Grande alfiere del ‘leave’, Johnson ha promesso ai propri cittadini “internazionalista e aperta al mondo”. E grande è stato il suo attivismo nelle ultime settimane, che lo hanno visto stringere accordi commerciali con Giappone, Canada, Singapore e Turchia.
Ma il vero elefante nella stanza, ai margini del dibattito mentre ci si accapigliava su poche decine di milioni di euro in spigole e merluzzi, è l’industria dei servizi finanziari, che vale circa il 7% del Pil e ha nell’Ue uno dei principali mercati, con un giro d’affari da 33,2 miliardi di euro l’anno.

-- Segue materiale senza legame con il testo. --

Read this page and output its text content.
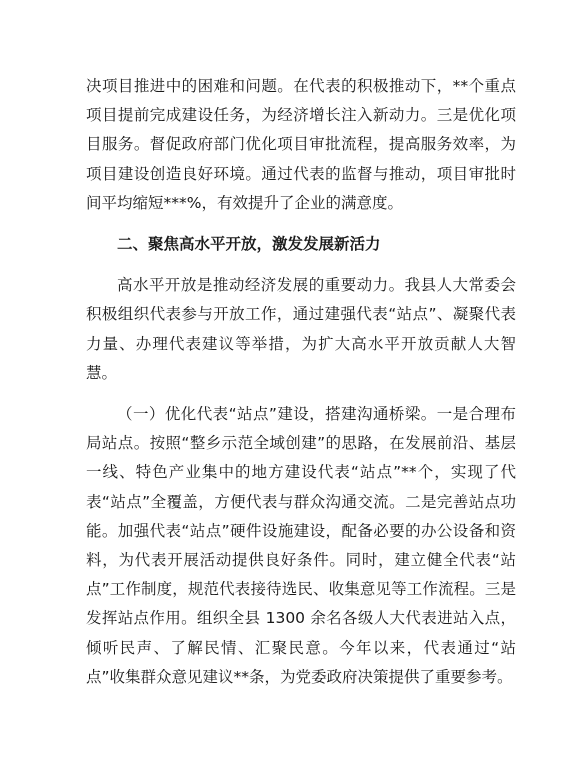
决项目推进中的困难和问题。在代表的积极推动下，**个重点项目提前完成建设任务，为经济增长注入新动力。三是优化项目服务。督促政府部门优化项目审批流程，提高服务效率，为项目建设创造良好环境。通过代表的监督与推动，项目审批时间平均缩短***%，有效提升了企业的满意度。

二、聚焦高水平开放，激发发展新活力

高水平开放是推动经济发展的重要动力。我县人大常委会积极组织代表参与开放工作，通过建强代表“站点”、凝聚代表力量、办理代表建议等举措，为扩大高水平开放贡献人大智慧。

（一）优化代表“站点”建设，搭建沟通桥梁。一是合理布局站点。按照“整乡示范全域创建”的思路，在发展前沿、基层一线、特色产业集中的地方建设代表“站点”**个，实现了代表“站点”全覆盖，方便代表与群众沟通交流。二是完善站点功能。加强代表“站点”硬件设施建设，配备必要的办公设备和资料，为代表开展活动提供良好条件。同时，建立健全代表“站点”工作制度，规范代表接待选民、收集意见等工作流程。三是发挥站点作用。组织全县 1300 余名各级人大代表进站入点，倾听民声、了解民情、汇聚民意。今年以来，代表通过“站点”收集群众意见建议**条，为党委政府决策提供了重要参考。
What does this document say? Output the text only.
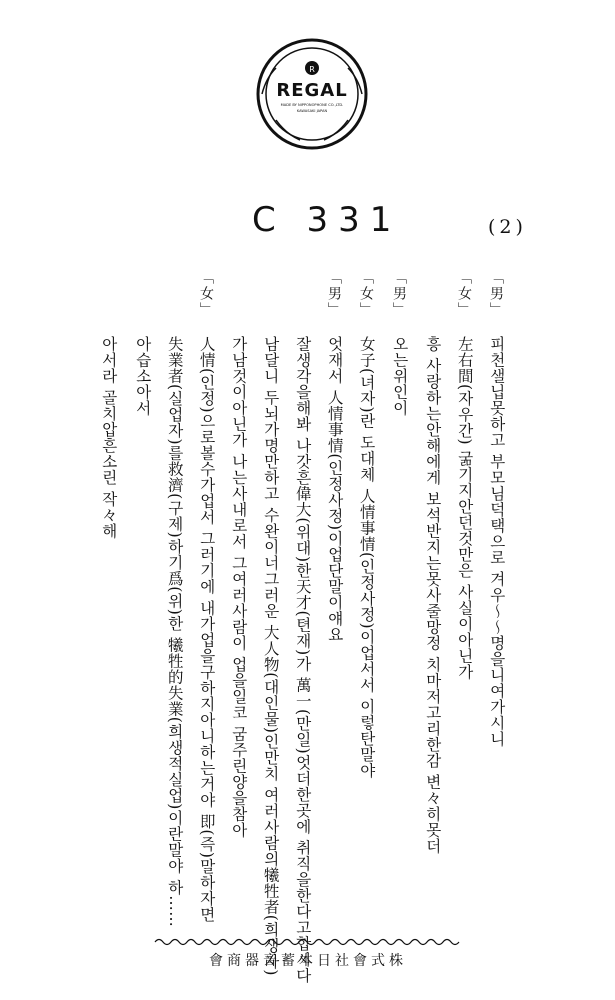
R
REGAL
MADE BY NIPPONOPHONE CO.,LTD.
KAWASAKI JAPAN
C 331	(2)
「男」
피천샐닙못하고 부모님덕택으로 겨우〜〜명을니여가시니
「女」
左右間(자우간) 굶기지안던것만은 사실이아닌가
흥 사랑하는안해에게 보석반지는못사줄망정 치마저고리한감 변々히못더
「男」
오는위인이
「女」
女子(녀자)란 도대체 人情事情(인정사정)이업서서 이렇탄말야
「男」
엇재서 人情事情(인정사정)이업단말이얘요
잘생각을해봐 나갓흔偉大(위대)한天才(텬재)가 萬一(만일)엇더한곳에 취직을한다고합시다
남달니 두뇌가명만하고 수완이너그러운 大人物(대인물)인만치 여러사람의犧牲者(희생자)
가남것이아닌가 나는사내로서 그여러사람이 업을일코 굼주린양을참아
「女」
人情(인정)으로볼수가업서 그러기에 내가업을구하지아니하는거야 即(즉)말하자면
失業者(실업자)를救濟(구제)하기爲(위)한 犧牲的失業(희생적실업)이란말야 하……
아습소아서
아서라 골치압흔소린 작々해
株式會社日本蓄音器商會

Se Theresa May aveva negoziato un accordo su questo settore, così non ha fatto Johnson. Anzi, era stato proprio il primo ministro a chiedere di lasciar fuori dalle trattative il settore dei servizi, cioè oltre il 70% dell’economia britannica, così da chiudere in fretta la partita. Questa materia sarà regolata da negoziati specifici nei prossimi mesi, con un primo termine fissato entro marzo sul cui rispetto c’è scetticismo.
Perso il passaporto europeo, il secondo centro finanziario del mondo si trova ora in balia di ventisette ordinamenti diversi, suscettibili di mutamenti ad hoc.